À ce moment-là, l’armée ne connaissait pas le nombre de personnes qui avaient été enlevées. « Nous pensions qu’ils étaient des dizaines à ce stade », a déclaré une source militaire à Haaretz. Tirer des mortiers sur la bande de Gaza les mettrait également en danger. En outre, un autre ordre donné à 11h22, selon lequel aucun véhicule ne serait autorisé à retourner à Gaza, est allé encore plus loin.

« Tout le monde savait alors que ces véhicules pouvaient transporter des civils ou des soldats kidnappés », a déclaré une source du commandement sud à Haaretz. « Il n’y a eu aucun cas où un véhicule transportant des personnes kidnappées a été sciemment attaqué, mais on ne pouvait pas vraiment savoir s’il y avait de telles personnes dans un véhicule. Je ne peux pas dire qu’il y ait eu une instruction claire, mais tout le monde savait ce que cela signifiait de ne laisser aucun véhicule retourner à Gaza. »

Un nouveau développement s’est produit à 14 heures. Toutes les forces ont reçu l’instruction de ne pas quitter les communautés frontalières vers l’ouest, en direction de la frontière, en insistant sur le fait qu’il ne fallait pas poursuivre les terroristes. À ce moment-là, la zone frontalière faisait l’objet de tirs intenses, dirigés contre toute personne s’y trouvant, ce qui en faisait une zone dangereuse.
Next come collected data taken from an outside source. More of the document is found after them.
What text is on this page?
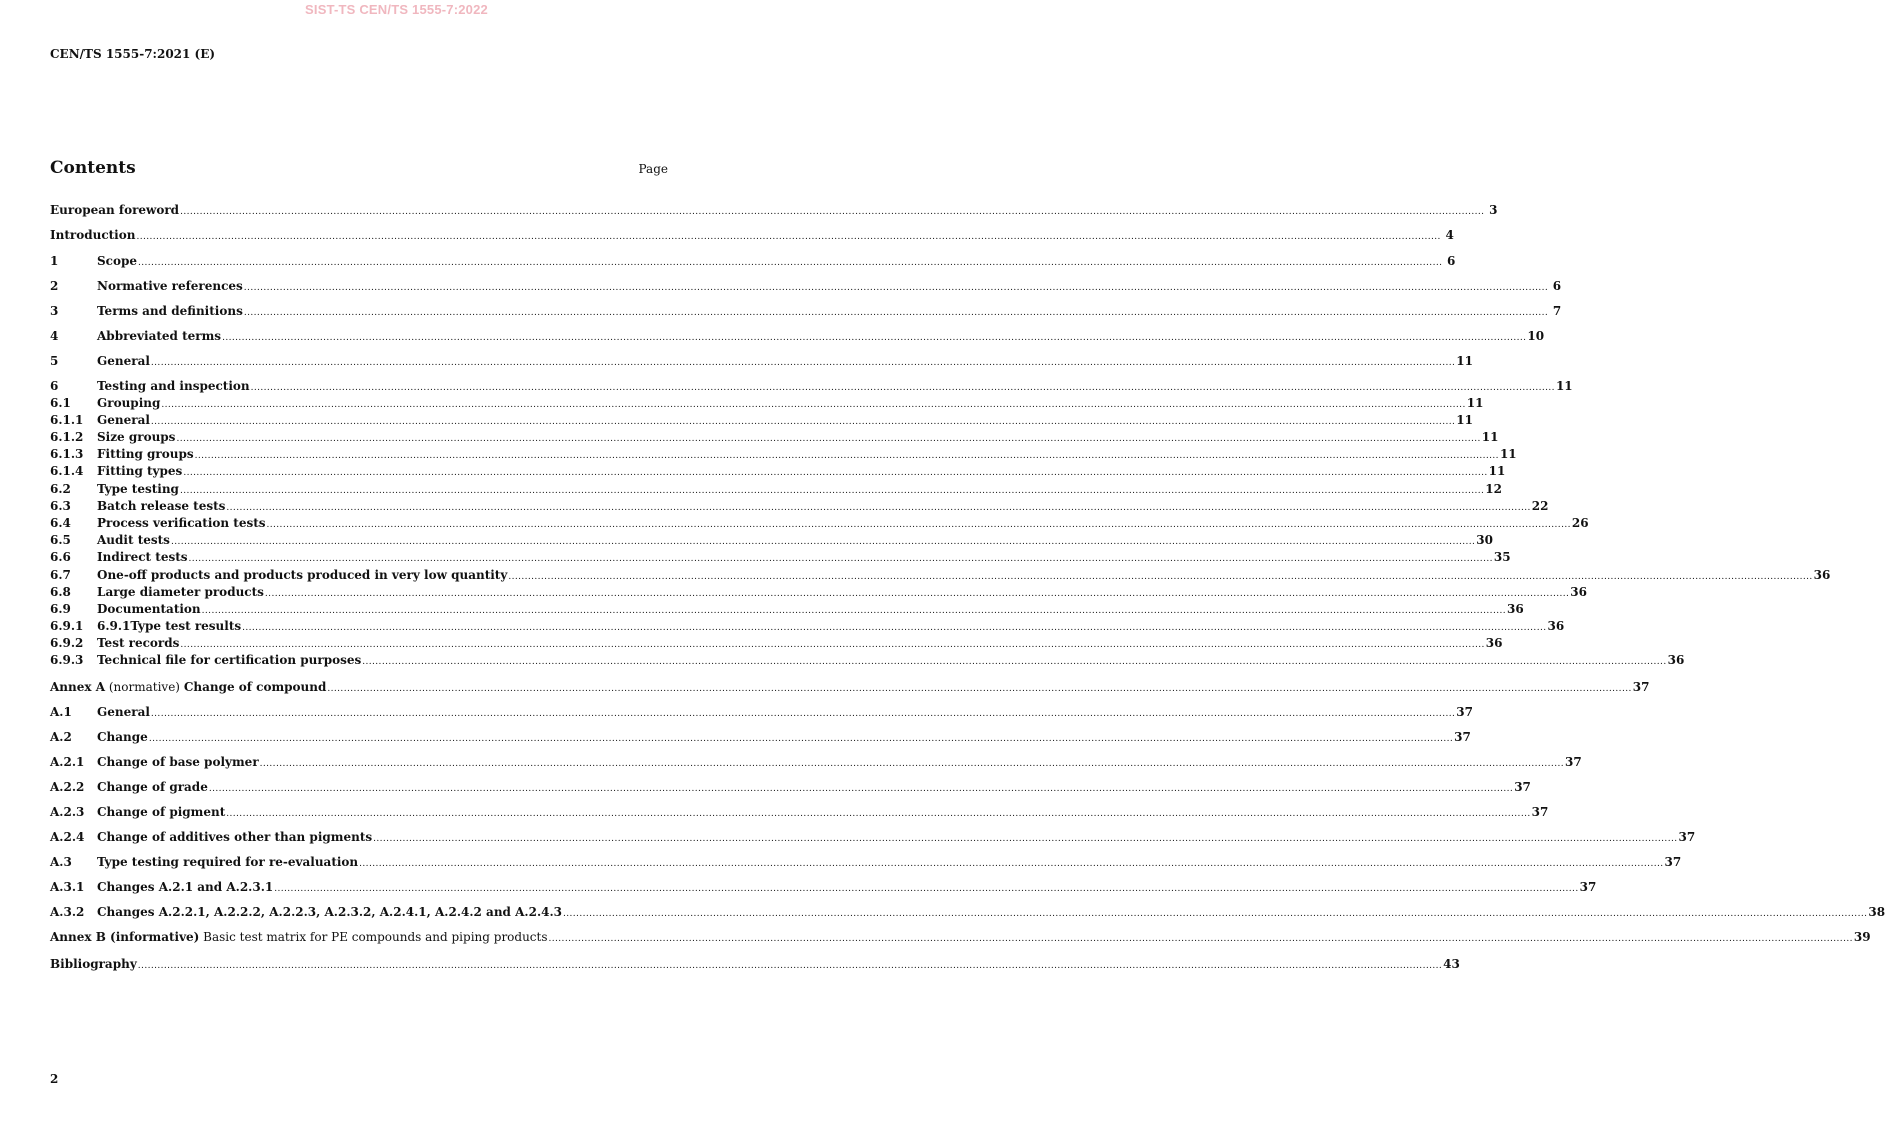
SIST-TS CEN/TS 1555-7:2022
CEN/TS 1555-7:2021 (E)
Contents	Page
European foreword ................................................................................................................................................................................................................................................................................................................................................................................................................ 3
Introduction ................................................................................................................................................................................................................................................................................................................................................................................................................ 4
1	Scope ................................................................................................................................................................................................................................................................................................................................................................................................................ 6
2	Normative references ................................................................................................................................................................................................................................................................................................................................................................................................................ 6
3	Terms and definitions ................................................................................................................................................................................................................................................................................................................................................................................................................ 7
4	Abbreviated terms ................................................................................................................................................................................................................................................................................................................................................................................................................ 10
5	General ................................................................................................................................................................................................................................................................................................................................................................................................................ 11
6	Testing and inspection ................................................................................................................................................................................................................................................................................................................................................................................................................ 11
6.1	Grouping ................................................................................................................................................................................................................................................................................................................................................................................................................ 11
6.1.1	General ................................................................................................................................................................................................................................................................................................................................................................................................................ 11
6.1.2	Size groups ................................................................................................................................................................................................................................................................................................................................................................................................................ 11
6.1.3	Fitting groups ................................................................................................................................................................................................................................................................................................................................................................................................................ 11
6.1.4	Fitting types ................................................................................................................................................................................................................................................................................................................................................................................................................ 11
6.2	Type testing ................................................................................................................................................................................................................................................................................................................................................................................................................ 12
6.3	Batch release tests ................................................................................................................................................................................................................................................................................................................................................................................................................ 22
6.4	Process verification tests ................................................................................................................................................................................................................................................................................................................................................................................................................ 26
6.5	Audit tests ................................................................................................................................................................................................................................................................................................................................................................................................................ 30
6.6	Indirect tests ................................................................................................................................................................................................................................................................................................................................................................................................................ 35
6.7	One-off products and products produced in very low quantity ................................................................................................................................................................................................................................................................................................................................................................................................................ 36
6.8	Large diameter products ................................................................................................................................................................................................................................................................................................................................................................................................................ 36
6.9	Documentation ................................................................................................................................................................................................................................................................................................................................................................................................................ 36
6.9.1	6.9.1Type test results ................................................................................................................................................................................................................................................................................................................................................................................................................ 36
6.9.2	Test records ................................................................................................................................................................................................................................................................................................................................................................................................................ 36
6.9.3	Technical file for certification purposes ................................................................................................................................................................................................................................................................................................................................................................................................................ 36
Annex A (normative) Change of compound ................................................................................................................................................................................................................................................................................................................................................................................................................ 37
A.1	General ................................................................................................................................................................................................................................................................................................................................................................................................................ 37
A.2	Change ................................................................................................................................................................................................................................................................................................................................................................................................................ 37
A.2.1	Change of base polymer ................................................................................................................................................................................................................................................................................................................................................................................................................ 37
A.2.2	Change of grade ................................................................................................................................................................................................................................................................................................................................................................................................................ 37
A.2.3	Change of pigment ................................................................................................................................................................................................................................................................................................................................................................................................................ 37
A.2.4	Change of additives other than pigments ................................................................................................................................................................................................................................................................................................................................................................................................................ 37
A.3	Type testing required for re-evaluation ................................................................................................................................................................................................................................................................................................................................................................................................................ 37
A.3.1	Changes A.2.1 and A.2.3.1 ................................................................................................................................................................................................................................................................................................................................................................................................................ 37
A.3.2	Changes A.2.2.1, A.2.2.2, A.2.2.3, A.2.3.2, A.2.4.1, A.2.4.2 and A.2.4.3 ................................................................................................................................................................................................................................................................................................................................................................................................................ 38
Annex B (informative) Basic test matrix for PE compounds and piping products ................................................................................................................................................................................................................................................................................................................................................................................................................ 39
Bibliography ................................................................................................................................................................................................................................................................................................................................................................................................................ 43
2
« L’instruction, explique la source du commandement sud, visait à transformer la zone autour de la clôture frontalière en une zone meurtrière, en la fermant vers l’ouest.
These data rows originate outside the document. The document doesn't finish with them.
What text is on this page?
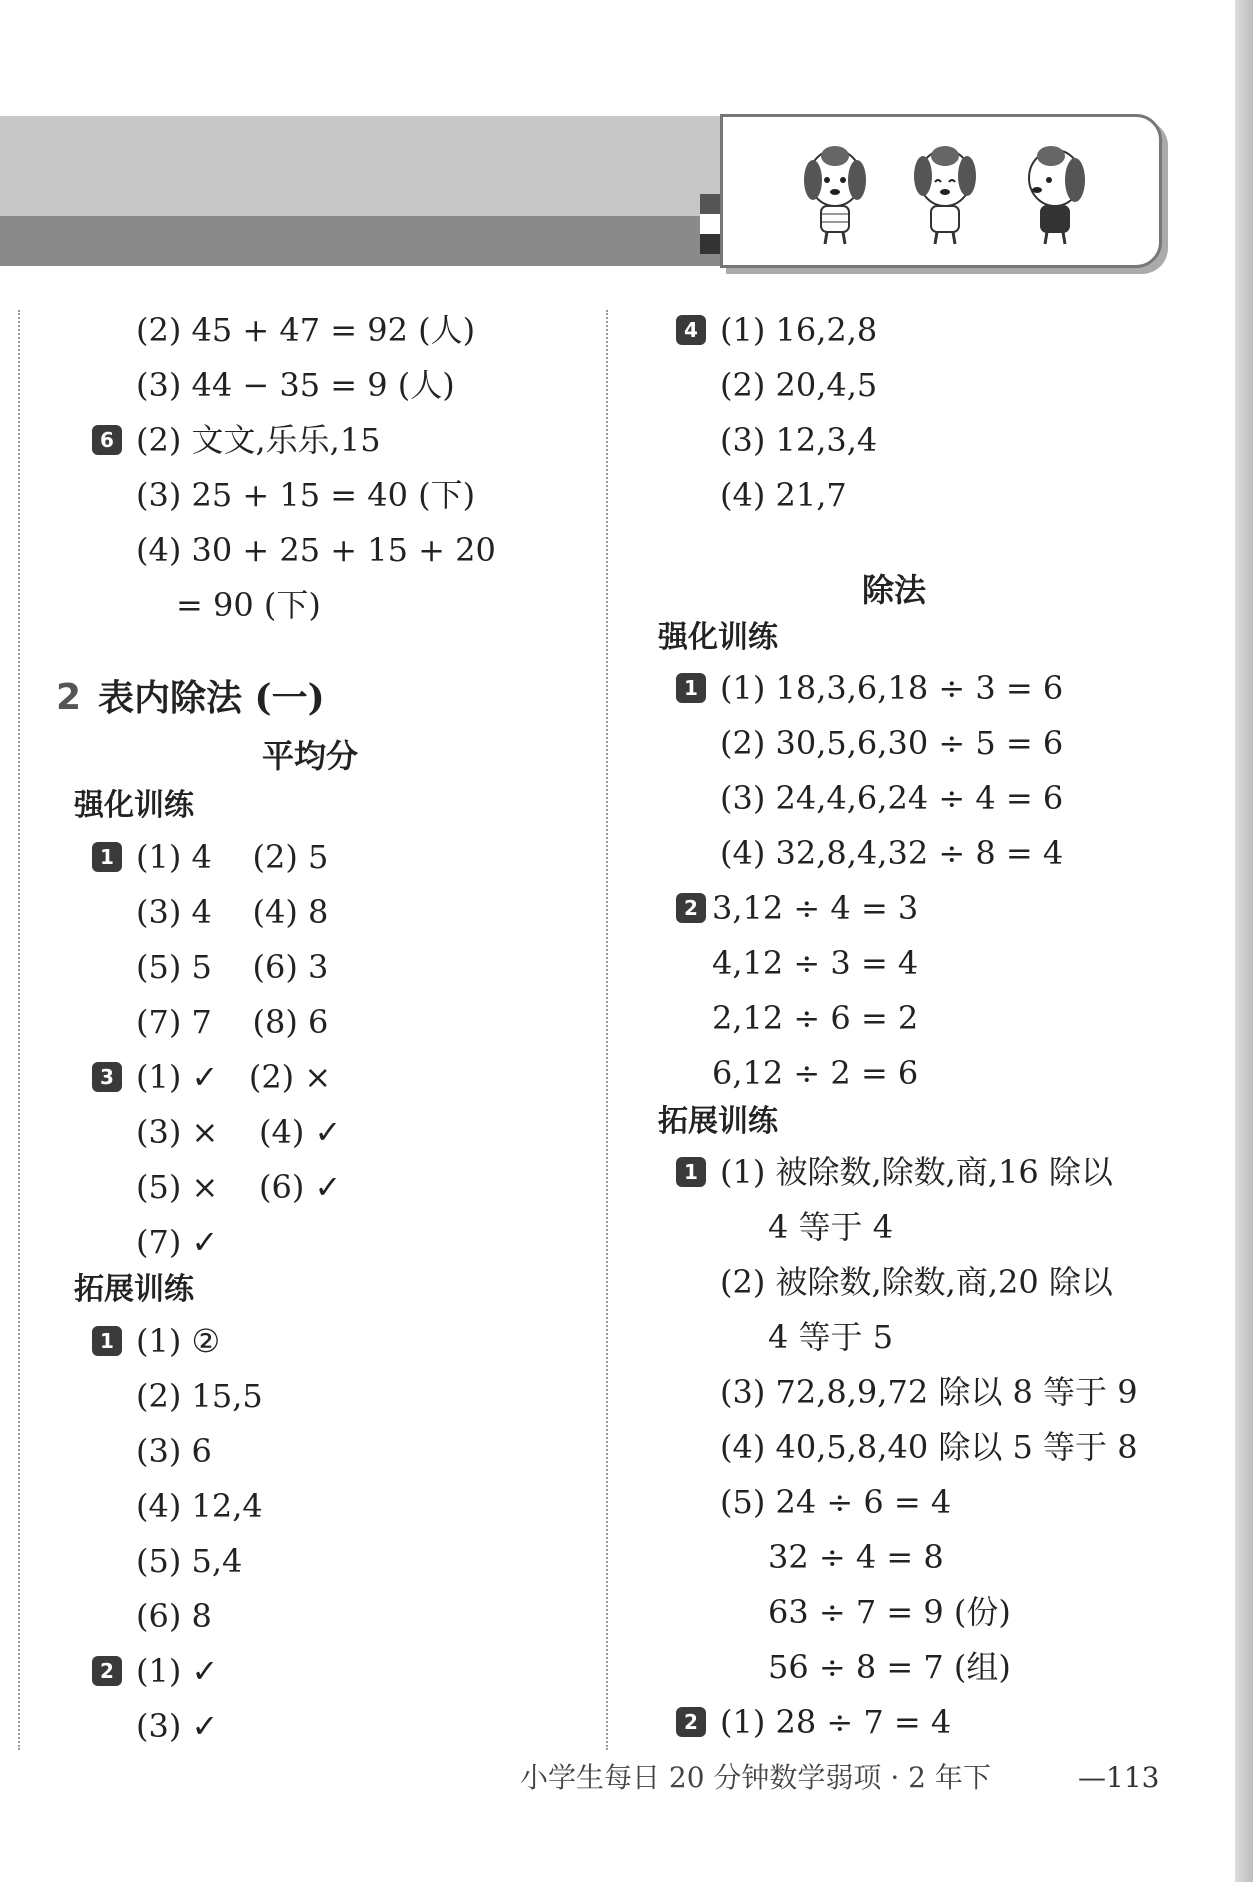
(2) 45 + 47 = 92 (人)
(3) 44 − 35 = 9 (人)
6 (2) 文文,乐乐,15
(3) 25 + 15 = 40 (下)
(4) 30 + 25 + 15 + 20
= 90 (下)
2 表内除法 (一)
平均分
强化训练
1 (1) 4    (2) 5
(3) 4    (4) 8
(5) 5    (6) 3
(7) 7    (8) 6
3 (1) ✓   (2) ×
(3) ×    (4) ✓
(5) ×    (6) ✓
(7) ✓
拓展训练
1 (1) ②
(2) 15,5
(3) 6
(4) 12,4
(5) 5,4
(6) 8
2 (1) ✓
(3) ✓
4 (1) 16,2,8
(2) 20,4,5
(3) 12,3,4
(4) 21,7
除法
强化训练
1 (1) 18,3,6,18 ÷ 3 = 6
(2) 30,5,6,30 ÷ 5 = 6
(3) 24,4,6,24 ÷ 4 = 6
(4) 32,8,4,32 ÷ 8 = 4
2 3,12 ÷ 4 = 3
4,12 ÷ 3 = 4
2,12 ÷ 6 = 2
6,12 ÷ 2 = 6
拓展训练
1 (1) 被除数,除数,商,16 除以
4 等于 4
(2) 被除数,除数,商,20 除以
4 等于 5
(3) 72,8,9,72 除以 8 等于 9
(4) 40,5,8,40 除以 5 等于 8
(5) 24 ÷ 6 = 4
32 ÷ 4 = 8
63 ÷ 7 = 9 (份)
56 ÷ 8 = 7 (组)
2 (1) 28 ÷ 7 = 4
小学生每日 20 分钟数学弱项 · 2 年下	—113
À 18 h 40, les services de renseignement militaire ont estimé que de nombreux terroristes avaient l’intention de fuir ensemble vers la bande de Gaza, de manière organisée. Cela se passait près du kibboutz Be’eri, de Kfar Azza et de Kissufim. L’armée a ensuite lancé des raids d’artillerie sur la zone de la barrière frontalière, tout près de certaines de ces communautés. Peu après, des obus ont été tirés sur le poste frontière d’Erez. L’IDF déclare qu’à sa connaissance, aucun civil n’a été blessé lors de ces bombardements.
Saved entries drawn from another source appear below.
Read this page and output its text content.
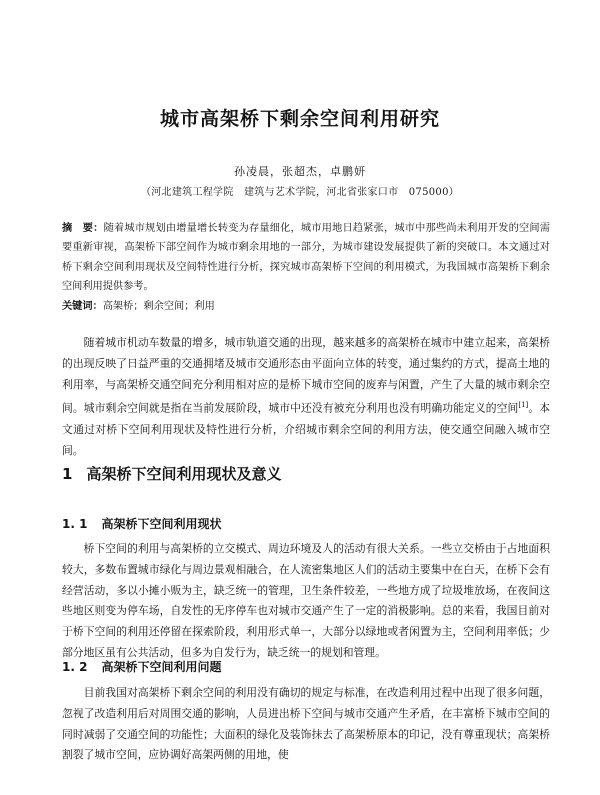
城市高架桥下剩余空间利用研究
孙凌晨，张超杰，卓鹏妍
（河北建筑工程学院　建筑与艺术学院，河北省张家口市　075000）

摘　要：随着城市规划由增量增长转变为存量细化，城市用地日趋紧张，城市中那些尚未利用开发的空间需要重新审视，高架桥下部空间作为城市剩余用地的一部分，为城市建设发展提供了新的突破口。本文通过对桥下剩余空间利用现状及空间特性进行分析，探究城市高架桥下空间的利用模式，为我国城市高架桥下剩余空间利用提供参考。

关键词：高架桥；剩余空间；利用

随着城市机动车数量的增多，城市轨道交通的出现，越来越多的高架桥在城市中建立起来，高架桥的出现反映了日益严重的交通拥堵及城市交通形态由平面向立体的转变，通过集约的方式，提高土地的利用率，与高架桥交通空间充分利用相对应的是桥下城市空间的废弃与闲置，产生了大量的城市剩余空间。城市剩余空间就是指在当前发展阶段，城市中还没有被充分利用也没有明确功能定义的空间[1]。本文通过对桥下空间利用现状及特性进行分析，介绍城市剩余空间的利用方法，使交通空间融入城市空间。

1 高架桥下空间利用现状及意义
1. 1 高架桥下空间利用现状

桥下空间的利用与高架桥的立交模式、周边环境及人的活动有很大关系。一些立交桥由于占地面积较大，多数布置城市绿化与周边景观相融合，在人流密集地区人们的活动主要集中在白天，在桥下会有经营活动，多以小摊小贩为主，缺乏统一的管理，卫生条件较差，一些地方成了垃圾堆放场，在夜间这些地区则变为停车场，自发性的无序停车也对城市交通产生了一定的消极影响。总的来看，我国目前对于桥下空间的利用还停留在探索阶段，利用形式单一，大部分以绿地或者闲置为主，空间利用率低；少部分地区虽有公共活动，但多为自发行为，缺乏统一的规划和管理。

1. 2 高架桥下空间利用问题

目前我国对高架桥下剩余空间的利用没有确切的规定与标准，在改造利用过程中出现了很多问题，忽视了改造利用后对周围交通的影响，人员进出桥下空间与城市交通产生矛盾，在丰富桥下城市空间的同时减弱了交通空间的功能性；大面积的绿化及装饰抹去了高架桥原本的印记，没有尊重现状；高架桥割裂了城市空间，应协调好高架两侧的用地，使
Un cas dans lequel on sait que des civils ont été touchés, et qui a fait l’objet d’une large couverture médiatique, s’est produit dans la maison de Pessi Cohen au kibboutz Be’eri. 14 otages étaient retenus dans la maison lorsque les FDI l’ont attaquée, et 13 d’entre eux ont été tués. Dans les semaines à venir, l’IDF devrait publier les résultats de son enquête sur l’incident, qui répondra à la question de savoir si le général de brigade Barak Hiram, le commandant de la division 99 qui était en charge des opérations à Be’eri le 7 octobre, a utilisé la procédure Hannibal. A-t-il ordonné au char d’avancer même au prix de pertes civiles, comme il l’a déclaré dans une interview qu’il a accordée plus tard au New York Times ?

Au cours des mois qui se sont écoulés, les FDI ont refusé de dire si cette procédure avait été employée contre des civils pris en otage. Il semble aujourd’hui que même si la réponse est positive, la question n’était peut-être que partielle. Les actions d’Hiram peuvent avoir été simplement conformes à la manière dont les FDI opéraient ce jour-là.Haaretz, 7 juillet 2024

Comme l’on dit: le mensonge prend l’ascenseur; la vérité monte l’escalier. L’histoire du 7 octobre est en train d’être établie, solidement. Elle est à la fois plus complexe et plus atroce que les récits manichéens de nos idéologues de plateaux télévisés.